Quest’anno però, noi giovani e giovanissimi della Parrocchia del Santissimo Redentore abbiamo cercato di dimostrare tutt’altro. La nostra partecipazione al carnevale cittadino con il gruppo mascherato ‘Mbà Michael’ ha tentato di trasmettere gioia ed allegria al posto di una più vuota euforia, voglia di sano divertimento e non accesa baldoria. Ma, cosa forse più importante, abbiamo cercato di fare del Carnevale un’occasione di fraternizzazione raggiungendo gli uni con gli altri una unità ed una compostezza che mai avremmo immaginato.. Tutto ciò è stato possibile grazie al nostro parroco Don Vincenzo che, noncurante di ‘ma’ e ‘se’, ci ha sempre sostenuti, spronati ed in ogni momento apprezzati.
Appagati delle nuove amicizie createsi nel nostro gruppo, già pensiamo ad affiancare alla nostra frequentazione parrocchiale, nuove iniziative e sicuramente una nuova partecipazione al Carnevale Ruvese 2011.

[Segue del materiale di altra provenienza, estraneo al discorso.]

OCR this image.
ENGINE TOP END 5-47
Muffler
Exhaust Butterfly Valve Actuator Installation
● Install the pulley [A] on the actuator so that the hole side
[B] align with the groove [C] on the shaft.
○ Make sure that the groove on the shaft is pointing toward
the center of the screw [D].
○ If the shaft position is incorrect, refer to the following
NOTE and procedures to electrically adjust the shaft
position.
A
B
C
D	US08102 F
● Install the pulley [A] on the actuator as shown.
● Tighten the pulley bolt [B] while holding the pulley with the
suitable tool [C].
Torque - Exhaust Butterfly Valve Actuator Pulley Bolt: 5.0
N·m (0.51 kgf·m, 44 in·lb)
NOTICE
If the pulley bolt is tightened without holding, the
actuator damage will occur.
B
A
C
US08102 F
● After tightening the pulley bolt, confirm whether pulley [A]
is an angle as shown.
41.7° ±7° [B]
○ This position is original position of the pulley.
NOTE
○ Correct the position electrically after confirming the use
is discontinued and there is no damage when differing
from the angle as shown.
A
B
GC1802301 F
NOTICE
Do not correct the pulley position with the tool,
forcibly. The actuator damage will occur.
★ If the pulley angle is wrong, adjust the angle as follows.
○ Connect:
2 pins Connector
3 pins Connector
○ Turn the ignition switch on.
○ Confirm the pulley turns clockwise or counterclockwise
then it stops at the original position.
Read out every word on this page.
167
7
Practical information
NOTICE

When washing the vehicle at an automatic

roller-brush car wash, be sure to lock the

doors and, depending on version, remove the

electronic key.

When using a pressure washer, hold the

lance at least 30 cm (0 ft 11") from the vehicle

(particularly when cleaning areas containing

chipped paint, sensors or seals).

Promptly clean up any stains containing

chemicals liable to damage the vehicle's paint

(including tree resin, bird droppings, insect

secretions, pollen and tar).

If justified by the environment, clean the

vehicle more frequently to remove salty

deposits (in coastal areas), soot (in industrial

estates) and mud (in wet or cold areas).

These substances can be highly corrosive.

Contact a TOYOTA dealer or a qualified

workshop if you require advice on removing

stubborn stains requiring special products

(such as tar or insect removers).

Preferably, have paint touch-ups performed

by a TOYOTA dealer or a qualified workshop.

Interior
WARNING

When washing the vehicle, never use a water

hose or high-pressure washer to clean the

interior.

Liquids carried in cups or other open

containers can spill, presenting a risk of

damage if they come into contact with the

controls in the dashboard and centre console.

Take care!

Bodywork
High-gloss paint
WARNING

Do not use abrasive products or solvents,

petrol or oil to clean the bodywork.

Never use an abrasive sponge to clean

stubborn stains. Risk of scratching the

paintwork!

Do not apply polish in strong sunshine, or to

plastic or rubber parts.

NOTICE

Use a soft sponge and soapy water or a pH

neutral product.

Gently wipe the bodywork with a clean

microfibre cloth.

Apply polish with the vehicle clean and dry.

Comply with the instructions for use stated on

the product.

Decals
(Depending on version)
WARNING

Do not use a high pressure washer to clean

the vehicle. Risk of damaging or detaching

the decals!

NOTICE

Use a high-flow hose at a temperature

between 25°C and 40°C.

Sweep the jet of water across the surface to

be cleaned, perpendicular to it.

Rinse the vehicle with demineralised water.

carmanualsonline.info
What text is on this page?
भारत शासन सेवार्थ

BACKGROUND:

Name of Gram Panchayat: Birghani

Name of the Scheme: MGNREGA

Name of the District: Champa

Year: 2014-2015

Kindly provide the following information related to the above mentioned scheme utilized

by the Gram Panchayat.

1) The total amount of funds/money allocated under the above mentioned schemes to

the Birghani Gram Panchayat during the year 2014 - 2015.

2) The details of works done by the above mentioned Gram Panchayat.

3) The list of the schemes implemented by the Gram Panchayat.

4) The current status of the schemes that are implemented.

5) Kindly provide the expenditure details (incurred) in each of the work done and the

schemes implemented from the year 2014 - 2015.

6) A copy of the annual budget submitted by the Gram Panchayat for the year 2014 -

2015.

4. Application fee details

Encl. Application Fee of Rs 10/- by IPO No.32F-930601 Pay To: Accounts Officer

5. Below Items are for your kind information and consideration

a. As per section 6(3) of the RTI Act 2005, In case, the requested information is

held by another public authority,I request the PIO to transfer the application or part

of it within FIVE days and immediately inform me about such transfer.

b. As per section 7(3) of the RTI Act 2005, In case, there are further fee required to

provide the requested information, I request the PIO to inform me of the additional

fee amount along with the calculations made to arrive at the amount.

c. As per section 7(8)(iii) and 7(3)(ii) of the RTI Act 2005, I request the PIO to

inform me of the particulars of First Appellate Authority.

Non avremo vinto il primo posto, ma forti anche del plauso dell’Associazione Culturale Biagio Minafra, statene certi, ci rifaremo!
Ancora un sentito ringraziamento al Gruppo Famiglia, i nostri fluttuanti bianchi fantasmi, e a quanti anche solo con un applauso o un sorriso hanno ripagato i nostri sforzi. Altro che buffonata, anche questa del Carnevale è stata per noi un’esperienza di crescita ammantata!

Flavia Fiore

Nel Mese

Introdotti in Febbraio dalla festa della Candelora, il parroco ci presentò il significato della celebrazione come “Incontro” di fede e di amore col Cristo che si è fatto nostro amico di viaggio.

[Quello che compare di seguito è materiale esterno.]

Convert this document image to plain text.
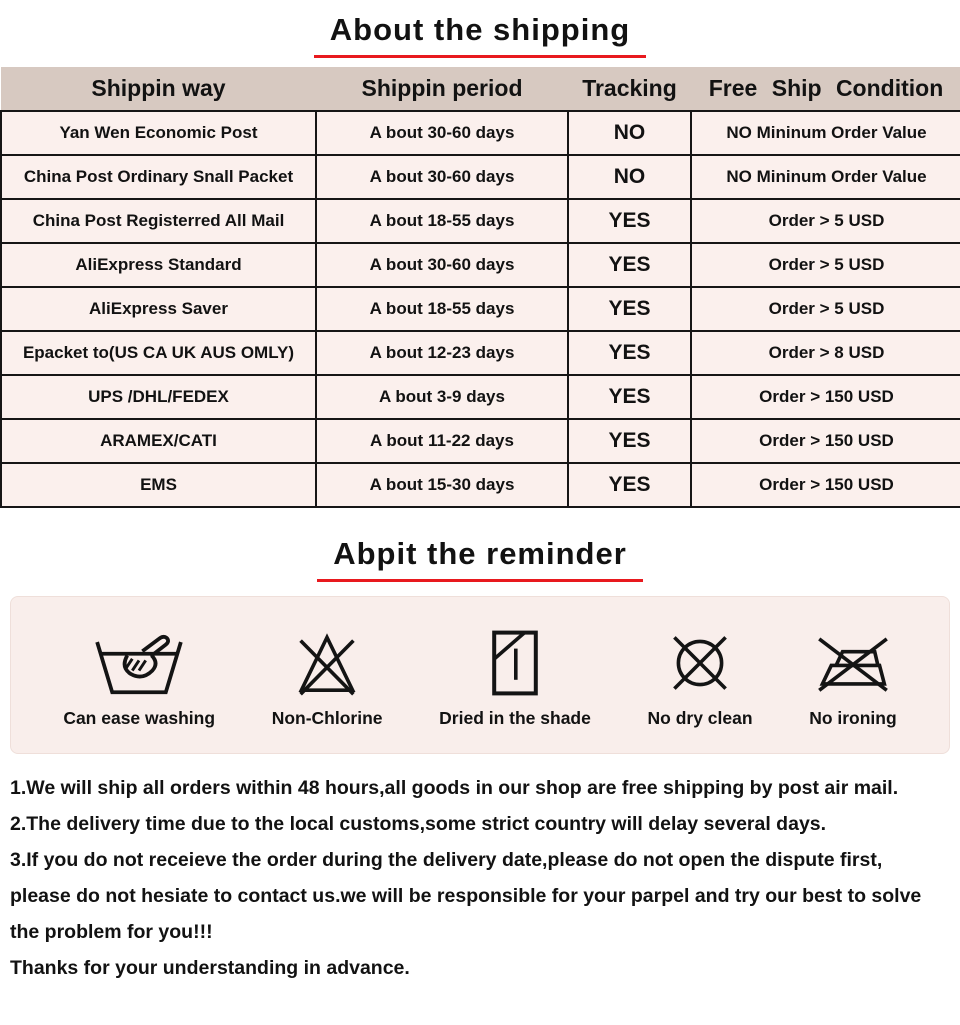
About the shipping
Shippin way	Shippin period	Tracking	Free Ship Condition
Yan Wen Economic Post	A bout 30-60 days	NO	NO Mininum Order Value
China Post Ordinary Snall Packet	A bout 30-60 days	NO	NO Mininum Order Value
China Post Registerred All Mail	A bout 18-55 days	YES	Order > 5 USD
AliExpress Standard	A bout 30-60 days	YES	Order > 5 USD
AliExpress Saver	A bout 18-55 days	YES	Order > 5 USD
Epacket to(US CA UK AUS OMLY)	A bout 12-23 days	YES	Order > 8 USD
UPS /DHL/FEDEX	A bout 3-9 days	YES	Order > 150 USD
ARAMEX/CATI	A bout 11-22 days	YES	Order > 150 USD
EMS	A bout 15-30 days	YES	Order > 150 USD
Abpit the reminder
Can ease washing	Non-Chlorine	Dried in the shade	No dry clean	No ironing

1.We will ship all orders within 48 hours,all goods in our shop are free shipping by post air mail.

2.The delivery time due to the local customs,some strict country will delay several days.

3.If you do not receieve the order during the delivery date,please do not open the dispute first,

please do not hesiate to contact us.we will be responsible for your parpel and try our best to solve

the problem for you!!!

Thanks for your understanding in advance.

Partecipammo poi alla festa di S. Biagio, mentre continuarono le catechesi animate dal gruppo di catechisti e dalle Comunità Neo-Catecumenali. Il parroco poi partecipò agli Esercizi predicati in Loreto da P. Cantalamessa.

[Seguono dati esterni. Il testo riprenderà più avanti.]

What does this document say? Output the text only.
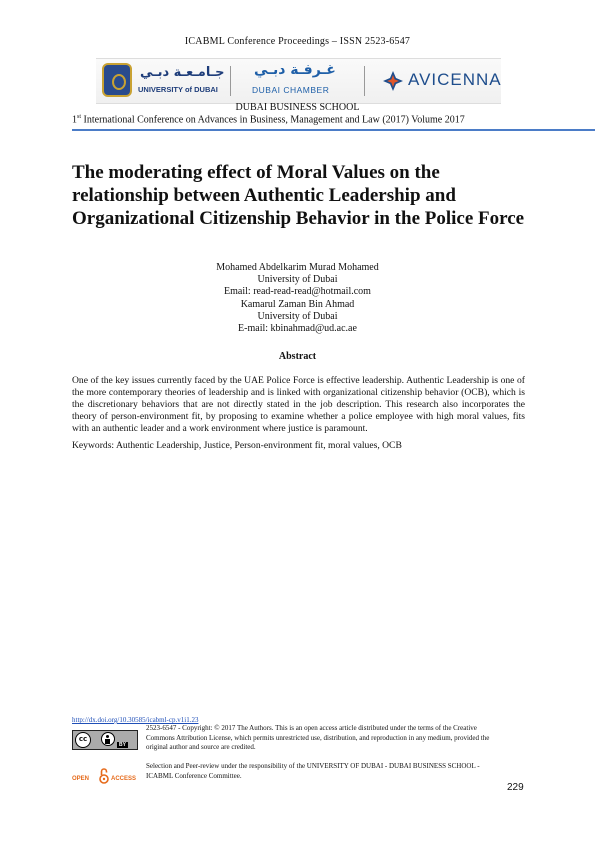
ICABML Conference Proceedings – ISSN 2523-6547
جـامـعـة دبـي
UNIVERSITY of DUBAI
غـرفـة دبـي
DUBAI CHAMBER
AVICENNA
DUBAI BUSINESS SCHOOL
1st International Conference on Advances in Business, Management and Law (2017) Volume 2017
The moderating effect of Moral Values on the relationship between Authentic Leadership and Organizational Citizenship Behavior in the Police Force
Mohamed Abdelkarim Murad Mohamed
University of Dubai
Email: read-read-read@hotmail.com
Kamarul Zaman Bin Ahmad
University of Dubai
E-mail: kbinahmad@ud.ac.ae
Abstract
One of the key issues currently faced by the UAE Police Force is effective leadership. Authentic Leadership is one of the more contemporary theories of leadership and is linked with organizational citizenship behavior (OCB), which is the discretionary behaviors that are not directly stated in the job description. This research also incorporates the theory of person-environment fit, by proposing to examine whether a police employee with high moral values, fits with an authentic leader and a work environment where justice is paramount.
Keywords: Authentic Leadership, Justice, Person-environment fit, moral values, OCB
http://dx.doi.org/10.30585/icabml-cp.v1i1.23
cc
BY
2523-6547 - Copyright: © 2017 The Authors. This is an open access article distributed under the terms of the Creative Commons Attribution License, which permits unrestricted use, distribution, and reproduction in any medium, provided the original author and source are credited.
OPEN	ACCESS
Selection and Peer-review under the responsibility of the UNIVERSITY OF DUBAI - DUBAI BUSINESS SCHOOL - ICABML Conference Committee.
229
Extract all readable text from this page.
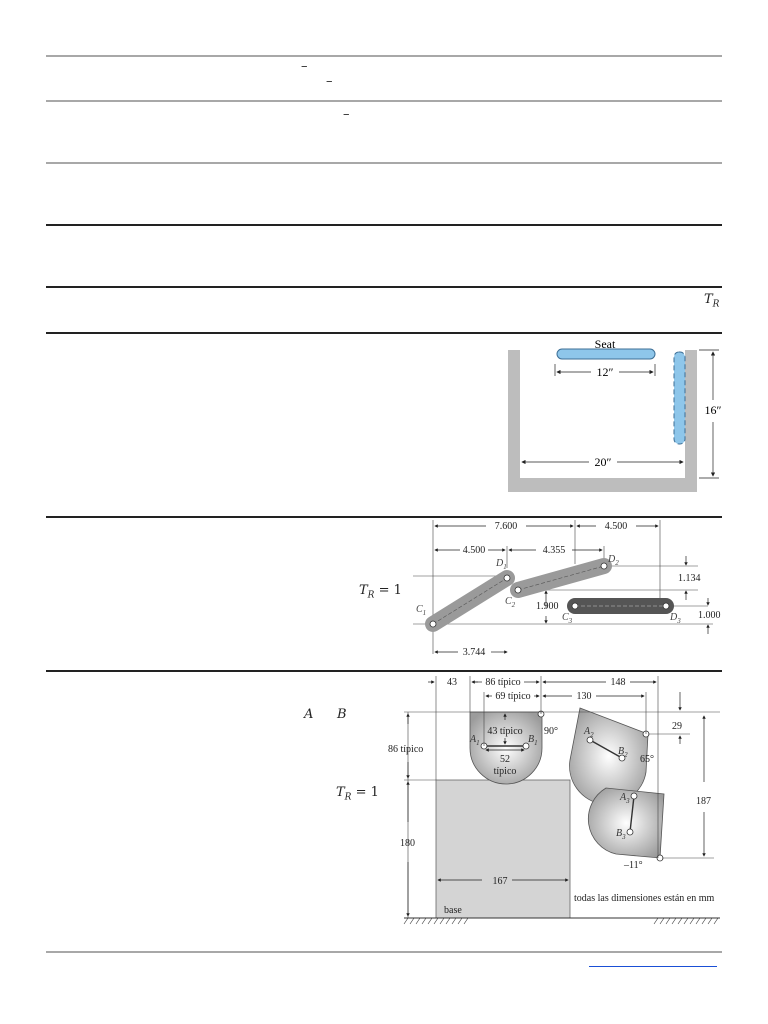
–
–
–
$T_R$
$T_R = 1$
A B
$T_R = 1$
Seat
12″
20″
16″
7.600	4.500
4.500	4.355
3.744
1.134
1.900
1.000
$C_1$
$D_1$
$C_2$
$D_2$
$C_3$	$D_3$
43	86 típico	148
69 típico	130
43 típico
52
típico
86 típico
29
187
180
167
90°
65°
–11°
base
todas las dimensiones están en mm
$A_1$	$B_1$
$A_2$
$B_2$
$A_3$
$B_3$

Proseguirono anche gli incontri sul Vangelo: il tema è stato “Dal “siate santi” al “siate compassionevoli”, buona la partecipazione. Anche la novena alla Madonna di Lourdes ha visto numerosi fedeli, tanto devoti della Vergine e che si sono recati in pellegrinaggio al Santuario francese. Si sono quindi avute le riunioni con i genitori dei ragazzi di catechismo, in particolare con quelli che riceveranno la Prima Comunione. Grande festa per il Gruppo Giovani che ha partecipato al carnevale cittadino allestendo un bellissimo corso, premiato anch’esso dalla locale giuria. Di qui il grato pensiero ai responsabili Angelo, Michele, Flavia e i membri del Gruppo Famiglia parrocchiale; questi ultimi hanno poi accompagnato i fidanzati che celebreranno quest’anno il loro matrimonio all’incontro diocesano in Molfetta il 21 febbraio scorso. Buona anche la partecipazione alla settimana biblica tenutasi dal 23 al 23 dello stesso mese.